EPA has set a maximum contaminant level (MCL) for fluoride of 4.0 mg/L for drinking water for community public water systems. (There is no drinking water standard for fluoride for noncommunity public water systems.) This means that some people who regularly consume water above this level can experience bone disease. EPA has also set a secondary standard of 2.0 mg/L. Children who regularly consume water above this level may experience dental fluorosis, ranging from white flecks in the mildest forms to brown stains and pitting in the most severe forms.
EPA recommends that children under 9 years old not consume water with fluoride concentrations higher than 2.0 mg/L on a regular basis. Your dentist can help you decide how much fluoride your family and you need.
In January 2011, the United States Department of Health and Human Services (HHS) and EPA announced new scientific assessments of fluoride with the intent to review the existing fluoride standard. HHS proposed a recommended standard of 0.7 mg/L for optimal oral health. In response, EPA is initiating a review of fluoride based on new scientific assessments of the health effects of too much fluoride. EPA has not yet decided whether the MCL should be revised, however, and no time frame has been identified.

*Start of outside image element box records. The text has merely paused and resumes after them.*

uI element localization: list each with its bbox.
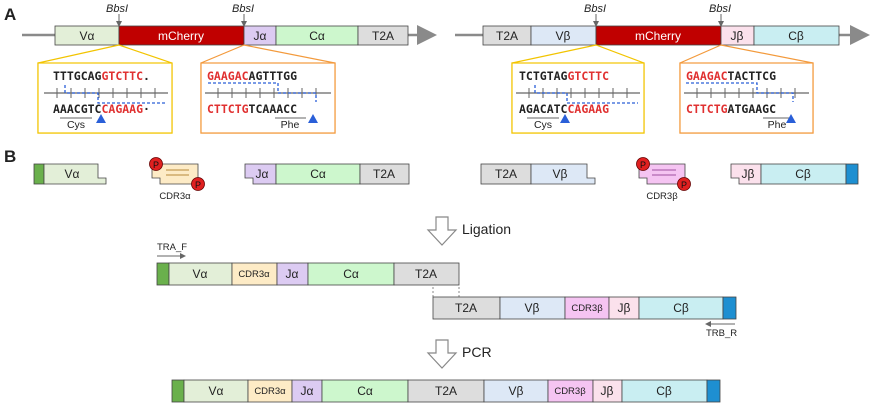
fragment-t2a-vb: T2A Vβ — [480, 163, 596, 185]
svg-text:T2A: T2A — [373, 167, 395, 181]
svg-text:Jβ: Jβ — [742, 167, 755, 181]
svg-text:GAAGACTACTTCG: GAAGACTACTTCG — [686, 69, 776, 83]
svg-text:Vβ: Vβ — [553, 167, 568, 181]
svg-text:CDR3α: CDR3α — [254, 386, 286, 397]
svg-text:TCTGTAGGTCTTC: TCTGTAGGTCTTC — [519, 69, 609, 83]
construct-beta-mcherry: T2A Vβ mCherry Jβ Cβ BbsI BbsI — [455, 3, 870, 46]
svg-text:Cβ: Cβ — [656, 384, 672, 398]
svg-text:CDR3β: CDR3β — [554, 386, 586, 397]
svg-text:CDR3α: CDR3α — [238, 269, 270, 280]
bbsi-site-label: BbsI — [709, 3, 731, 15]
svg-text:CTTCTGTCAAACC: CTTCTGTCAAACC — [207, 102, 297, 116]
svg-text:CDR3β: CDR3β — [571, 303, 603, 314]
fragment-cdr3b: P P CDR3β — [636, 157, 691, 202]
svg-text:P: P — [195, 180, 201, 190]
zoom-box-right-1: TCTGTAGGTCTTC AGACATCCAGAAG Cys — [511, 44, 645, 134]
bbsi-site-label: BbsI — [106, 3, 128, 15]
svg-text:Ligation: Ligation — [462, 221, 511, 237]
zoom-box-left-1: TTTGCAGGTCTTC. AAACGTCCAGAAG· Cys — [37, 44, 173, 134]
seg-label: Jα — [254, 29, 267, 43]
svg-text:CTTCTGATGAAGC: CTTCTGATGAAGC — [686, 102, 776, 116]
seg-label: mCherry — [158, 29, 204, 43]
svg-text:TRA_F: TRA_F — [157, 242, 187, 253]
svg-text:P: P — [153, 160, 159, 170]
seg-label: T2A — [372, 29, 394, 43]
svg-text:Vα: Vα — [193, 267, 208, 281]
primer-tra-f: TRA_F — [157, 242, 187, 259]
svg-text:PCR: PCR — [462, 344, 492, 360]
svg-text:Vβ: Vβ — [525, 301, 540, 315]
zoom-box-right-2: GAAGACTACTTCG CTTCTGATGAAGC Phe — [679, 44, 814, 134]
svg-text:Jβ: Jβ — [601, 384, 614, 398]
svg-text:TRB_R: TRB_R — [706, 328, 737, 339]
bbsi-site-label: BbsI — [584, 3, 606, 15]
svg-text:AGACATCCAGAAG: AGACATCCAGAAG — [519, 102, 609, 116]
svg-text:Cα: Cα — [357, 384, 373, 398]
svg-text:Cβ: Cβ — [795, 167, 811, 181]
svg-text:Jα: Jα — [301, 384, 314, 398]
cut-marker — [786, 114, 796, 123]
ligation-step: Ligation — [426, 216, 511, 246]
svg-text:AAACGTCCAGAAG·: AAACGTCCAGAAG· — [53, 102, 150, 116]
svg-text:Jα: Jα — [286, 267, 299, 281]
final-product: Vα CDR3α Jα Cα T2A Vβ CDR3β Jβ Cβ — [171, 379, 721, 403]
zoom-box-left-2: GAAGACAGTTTGG CTTCTGTCAAACC Phe — [200, 44, 336, 134]
svg-text:Vα: Vα — [209, 384, 224, 398]
down-arrow-icon — [426, 216, 458, 246]
svg-text:T2A: T2A — [435, 384, 457, 398]
svg-text:T2A: T2A — [495, 167, 517, 181]
seg-label: mCherry — [635, 29, 681, 43]
down-arrow-icon — [426, 339, 458, 369]
amino-acid-label: Cys — [534, 119, 552, 131]
ligated-beta: T2A Vβ CDR3β Jβ Cβ — [432, 296, 737, 320]
amino-acid-label: Phe — [768, 119, 787, 131]
seg-label: Vα — [80, 29, 95, 43]
amino-acid-label: Phe — [281, 119, 300, 131]
cut-marker — [560, 114, 570, 123]
panel-label-a: A — [4, 5, 16, 24]
fragment-jb-cb: Jβ Cβ — [730, 163, 859, 185]
svg-text:P: P — [681, 180, 687, 190]
svg-text:Vβ: Vβ — [509, 384, 524, 398]
seg-label: Cα — [309, 29, 325, 43]
seg-label: Vβ — [556, 29, 571, 43]
seg-label: T2A — [496, 29, 518, 43]
fragment-cdr3a: P P CDR3α — [149, 157, 205, 202]
pcr-step: PCR — [426, 339, 492, 369]
svg-text:CDR3α: CDR3α — [159, 191, 191, 202]
svg-text:CDR3β: CDR3β — [646, 191, 678, 202]
svg-text:T2A: T2A — [415, 267, 437, 281]
fragment-ja-ca-t2a: Jα Cα T2A — [244, 163, 410, 185]
seg-label: Jβ — [731, 29, 744, 43]
svg-text:Cα: Cα — [310, 167, 326, 181]
seg-cb — [753, 25, 840, 46]
svg-text:GAAGACAGTTTGG: GAAGACAGTTTGG — [207, 69, 297, 83]
cut-marker — [308, 114, 318, 123]
seg-t2a — [357, 25, 409, 46]
svg-text:Vα: Vα — [65, 167, 80, 181]
svg-text:T2A: T2A — [455, 301, 477, 315]
seg-label: Cβ — [788, 29, 804, 43]
cut-marker — [96, 114, 106, 123]
fragment-va: Vα — [33, 163, 107, 185]
amino-acid-label: Cys — [67, 119, 85, 131]
panel-label-b: B — [4, 147, 16, 166]
svg-text:P: P — [640, 160, 646, 170]
svg-text:Cβ: Cβ — [673, 301, 689, 315]
svg-text:TTTGCAGGTCTTC.: TTTGCAGGTCTTC. — [53, 69, 150, 83]
phosphate-icon — [636, 157, 650, 171]
bbsi-site-label: BbsI — [232, 3, 254, 15]
primer-trb-r: TRB_R — [705, 321, 737, 339]
svg-text:Jβ: Jβ — [618, 301, 631, 315]
construct-alpha-mcherry: Vα mCherry Jα Cα T2A BbsI BbsI — [22, 3, 437, 46]
svg-text:Cα: Cα — [343, 267, 359, 281]
ligated-alpha: Vα CDR3α Jα Cα T2A — [156, 262, 460, 286]
phosphate-icon — [191, 177, 205, 191]
phosphate-icon — [149, 157, 163, 171]
svg-text:Jα: Jα — [256, 167, 269, 181]
phosphate-icon — [677, 177, 691, 191]
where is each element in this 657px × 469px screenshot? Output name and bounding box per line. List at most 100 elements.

Bottled Water and Fluoride
Bottled water is regulated by the United States Food and Drug Administration and must meet federal drinking water standards for regulated contaminants. Some bottled water contains natural levels of fluoride from the location that it was collected. Some companies add fluoride to their bottled water, which must be indicated on the label. Consumers who choose to purchase bottled water should carefully read the label or contact the bottler to understand what they are buying (e.g., water source, treatment method, and fluoride level).
Testing for Fluoride
Several methods are available to determine the general fluoride concentrations in your area:
- If your water comes from a public water system, ask your water provider. If they are unable to locate the results, download them from the sample result tool on DEQ's website at http://dww.deq.idaho.gov/IDPDWW/.
- If you have a private well, have your water tested by a qualified laboratory to determine fluoride concentrations. Your local public health district can assist with testing your drinking water. Generally, follow the simple instructions and take a sample of water to a qualified laboratory for testing. Fluoride levels in drinking water can fluctuate naturally, so this sample may not represent a constant concentration.
If you have been advised by a professional that the concentration of fluoride in your drinking water is determined to be too high, it may be necessary to drink only bottled or properly treated water.